One of the topics I’ve been researching lately is shorthand. The narrator of my work-in-progress briefly attends a secretarial college in 1939, so I needed to know what she’d learn there. Shorthand, I figured – but then I found out there were all kinds of shorthand. Wikipedia alone lists forty-one different types. The only one I’d ever heard of was Pitman shorthand, so I started with that, and it was absolutely fascinating. It was brought to Australia by Jacob Pitman, now buried in Sydney’s Rookwood Cemetery under a phonetically-inscribed tombstone that states he ‘INTRODIUST FONETIK SHORTHAND’. Apparently Pitman was also used in the United States at the trial of Abraham Lincoln’s assassination plotters. Back before digital audio recorders and voice recognition software, Pitman was the most common way of writing English down quickly, reaching speeds of up to 350 words per minute.
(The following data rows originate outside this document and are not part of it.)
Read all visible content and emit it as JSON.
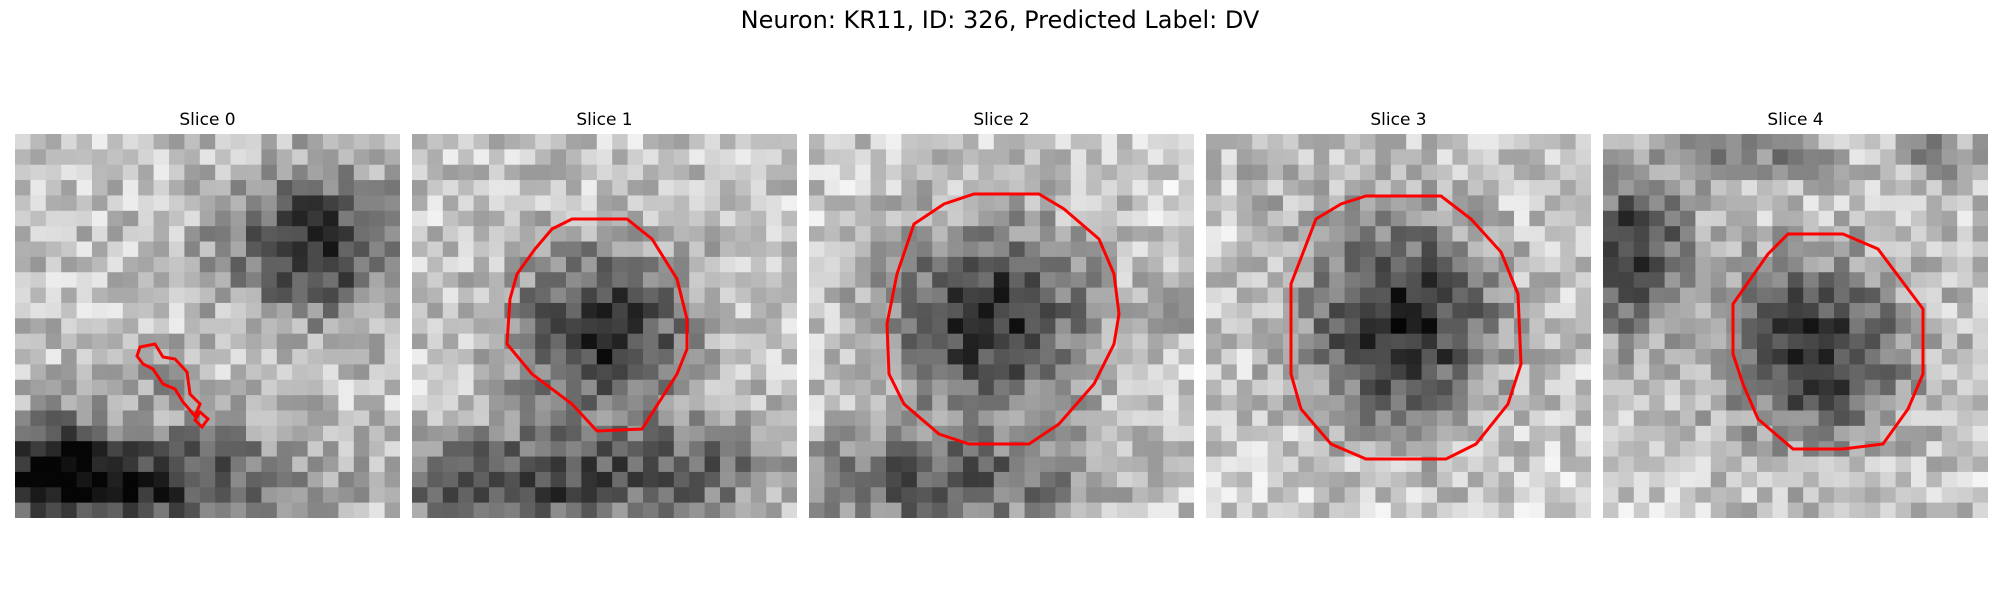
{
  "figure": {
    "title": "Neuron: KR11, ID: 326, Predicted Label: DV"
  },
  "contour_color": "#ff0000",
  "slices": [
    {
      "label": "Slice 0"
    },
    {
      "label": "Slice 1"
    },
    {
      "label": "Slice 2"
    },
    {
      "label": "Slice 3"
    },
    {
      "label": "Slice 4"
    }
  ]
}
How does it work? It uses very simple symbols to represent sounds and common groups of sounds. Then it speeds things up even more by allowing you to omit vowels and by providing symbols for commonly occurring words. I came across a very nifty website called Pitman for Geeks that explains how proper Pitman shorthand works, then gives step-by-step instructions for learning it the ‘easy’ way. The website author admits that ‘a Pitman teacher would be appalled at the look of it, but as there aren’t many Pitman teachers in the world today, the risk is not high’. Even though I have no reason whatsoever to learn shorthand, this website almost tempted me to try teaching it to myself.
Needless to say, only about one-thousandth of all this information on shorthand made it into my manuscript. Still, I had fun reading about it.